Since lockdown began in March, the authors of the study say there has been an 80% drop in urgent referrals – a major problem where 30-40% of cancers in the UK are diagnosed through these outpatient referrals and routine screenings. An urgent 2-week referral from a GP or a visit to the emergency department is currently the only way for a patient to have their cancer diagnosis confirmed.

As a result of these added hurdles, the study estimates that cancer deaths up to five years after diagnosis will grow to various degrees, with lung cancer experiencing the smallest increase in mortality (4.8%) and colorectal cancer experiencing the largest increase (16.6%).

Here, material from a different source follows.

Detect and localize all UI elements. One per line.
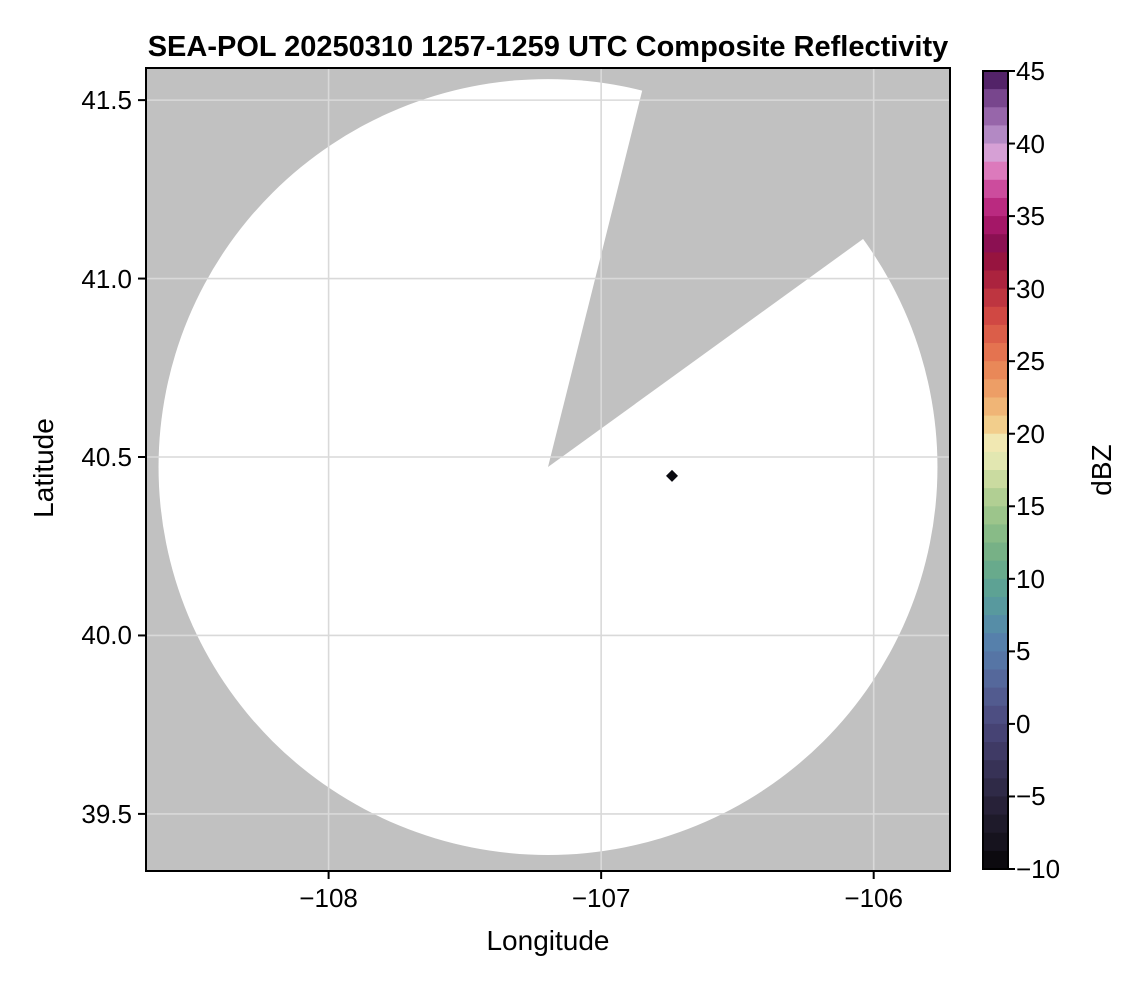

The findings of this study complement an earlier paper published in Annals of Oncology which shows the impact on excess mortality of delays to surgical treatment.

Reflecting “a substantial proportion of deaths in younger/middle-aged people”, the authors of the new study predict that up to 20 years of life could be lost with each death, with a total life-year loss of between 59,204 and 63,229.

Covid-19-related delays in diagnostic care appear to pose the greatest risk to colorectal cancer patients, with 2025 seeing a potential increase in mortality of between 15% and 17%. Assuming the disease will be diagnosed at a more advanced stage than is recommended, breast cancer could see the second highest mortality spike (8-10%) followed by esophageal cancer (6%) and lung cancer (5%).

King’s College London’s Professor Richard Sullivan (cancer policy and global health), who co-authored this study, notes that “these estimates paint a sobering picture and reflect the many young people who are affected by cancer in the prime of life during their most productive years.”

The authors of the study have recommended three solutions which could potentially overcome the setbacks seen in 2020 so far:

  1. Provide health care workers with evidence-based information they can use to manage suspected cases of cancer.
  2. Refer a greater number of patients to NHS hospitals and extend office hours to increase routine and urgent diagnostic care and services.
  3. Target secondary care providers, patients and GPs in public health campaigns that focus on the importance of seeking care if an individual suspects they could have cancer.

Diagnostic services have been back in operation since June 2020, but the capacity of these services has been reduced. This is because many staff have been re-deployed towards critical care to help manage patients with Covid-19, and because of a perceived risk of exposure to SARS-CoV-2 for patients and clinicians.